Advocating for Protections for the Information Ecosystem
Today, I got to participate in a round table organized by Congressman Ro Khanna about how AI will impact the workforce, elections, education and mental health.
We each got to do 90 seconds of opening remarks. Here are mine — the words in italics are what had to be cut for time, but no one’s timing a blog post :)
We have a gap in our regulations when it comes to protecting our information ecosystem from “spills” of synthetic media produced by so-called “generative AI” systems (images, audio, video and text). While there has been some attention paid to deepfakes (and their potential use by bad actors to influence elections), not enough has been done about synthetic text.
- Last year, someone caused a large language model to extrude text in the guise of a mushroom foraging guide and then self-published the possibly lethal result on Amazon.
- CNET, Sports Illustrated, and others have taken to publishing synthetic simulacra of articles (again produced by ChatGPT or similar) as if they were actual reporting.
- Someone who wanted to cast doubt on a topic like vaccine efficacy could use an LLM to easily make many different articles with slightly different “information” on the topic closely mimicking the style of real reporting — and as a result taint the actual reporting with seeming unreliability.
When it’s hard to find trustworthy sources of information, it’s also hard to trust them once we’ve found them. And a public that can’t find and trust trustworthy information can’t participate effectively in collective efforts like democracy or public health.
With ChatGPT, OpenAI created a faucet and invited people to walk up to it and release synthetic media spills into our information ecosystem. (Sam Altman even recently bragged that one in every thousand words produced planet-wide now comes from ChatGPT.) And none of the companies producing these synthetic text extruding machines has taken even the simplest actions to make their output recognizable for effective clean up.

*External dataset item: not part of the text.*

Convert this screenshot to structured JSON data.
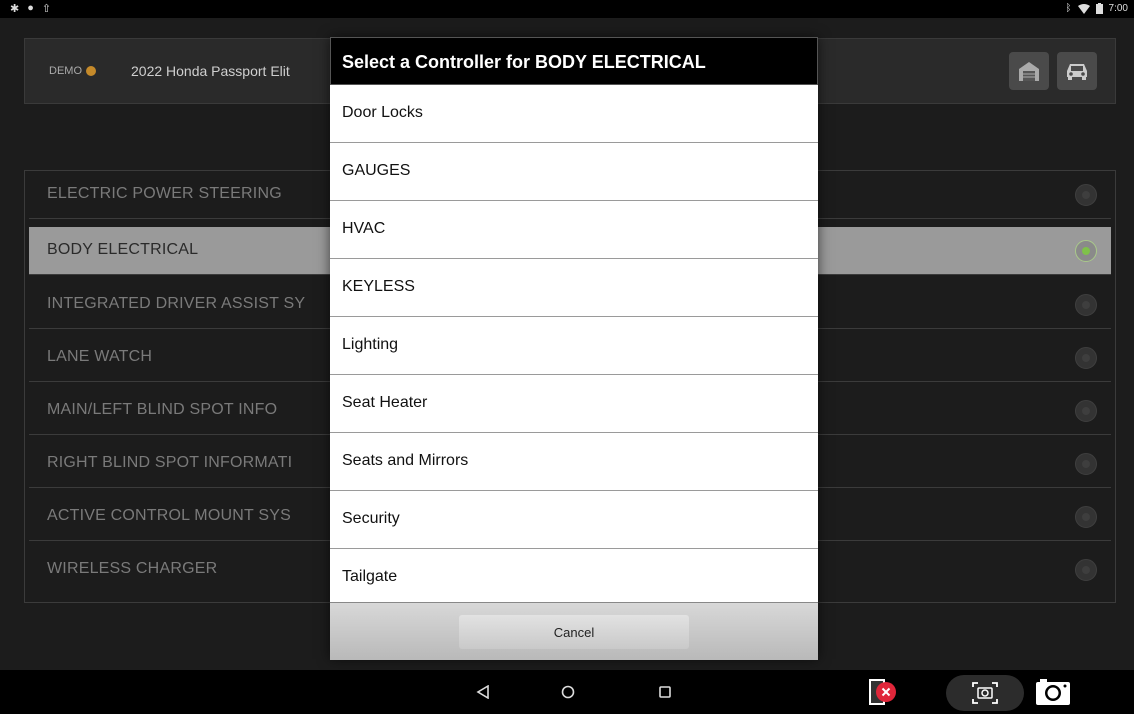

When Dow or 3M or Exxon or whomever spills chemicals into the physical ecosystem, we work to hold them accountable. We should build similar protections for our information ecosystem.
(And as you think about how to regulate this in ways that are consistent with the First Amendment, I’d like to remind you that though so-called “generative AI” systems require massive amounts of (often stolen) training data, representing the creative work of actual people, when they grind it up into their papier-mache output, that output is in fact, nobody’s speech.)
I was able to bring up the last point above later in the discussion — and got some pushback. I agree that First Amendment issues are tricky, but I think it is important to recognize that, with the advent of LLMs, not everything that looks like speech is in fact speech in the sense of conveying a person or group of people’s communicative intent. This important change to our environment must be taken into account as we work out how to navigate these issues.
It’s also worth noting that a system of machine-readable watermarks (even imperfectly robust ones) would be a boon. This would allow someone to create a browser extension that filters out (much) synthetic media. If the regulatory requirement is watermarking of synthetic text, and then individuals can choose what to filter, this probably side steps First Amendment questions — afterall, we should all be free to choose whose speech we attend to.
For more on the metaphor of the information ecosystem, see Shah & Bender (2024) “Envisioning Information Access Systems: What Makes for Good Tools and a Healthy Web?” to appear in ACM Transactions on the Web. (Preprint for now; will update this post with a link to article once it’s out.)